В ярости он бросил на пол черную самодельную кисть и вскочил на ноги.
— Я велел вам не двигаться. Не шевелиться! Теперь все складки нарушены. Все пропало!
Он сердито испепелял глазами Валентину и Мирей, позировавших на возвышении в студии. Девушки были почти обнажены, прикрытые только прозрачным газом, который был тщательно уложен и подвязан под грудью в подражание древнегреческому стилю, столь популярному тогда среди парижских модниц.
Давид закусил сустав большого пальца. Его темные волосы торчали в разные стороны, черные глаза горели яростным огнем. Фуляровый платок в синюю и желтую полосу был дважды обернут вокруг шеи и завязан бантом, припорошенным угольной пылью. Зеленый бархатный жакет с широкими расшитыми полами сидел на нем косо.
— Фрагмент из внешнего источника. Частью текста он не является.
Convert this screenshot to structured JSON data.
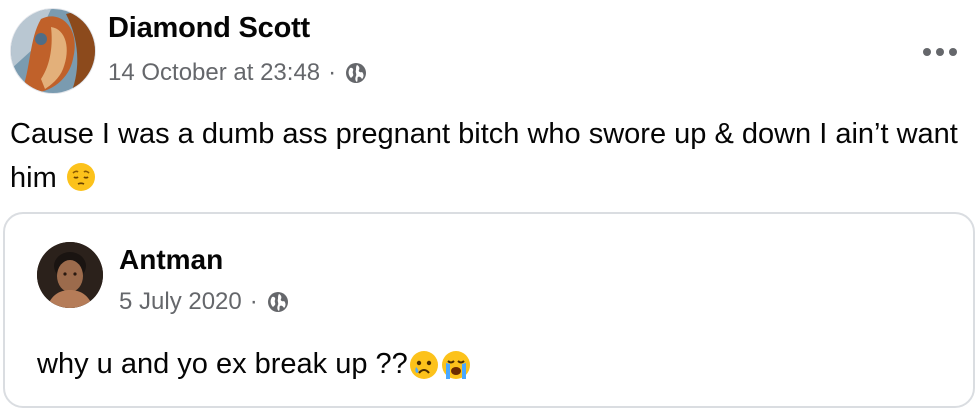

— Теперь придется все начинать сначала! — простонал художник.
Валентина и Мирей молчали. Они вспыхнули от смущения, глядя на широко раскрывшуюся за спиной художника дверь студии.
Жак Луи раздраженно оглянулся через плечо, В дверях стоял высокий, хорошо сложенный молодой мужчина такой изумительной красоты, что казался почти ангелом. Густые кудри золотых волос были перехвачены сзади простой лентой. Длинная сутана из пурпурного шелка, словно вода, обтекала его совершенные формы.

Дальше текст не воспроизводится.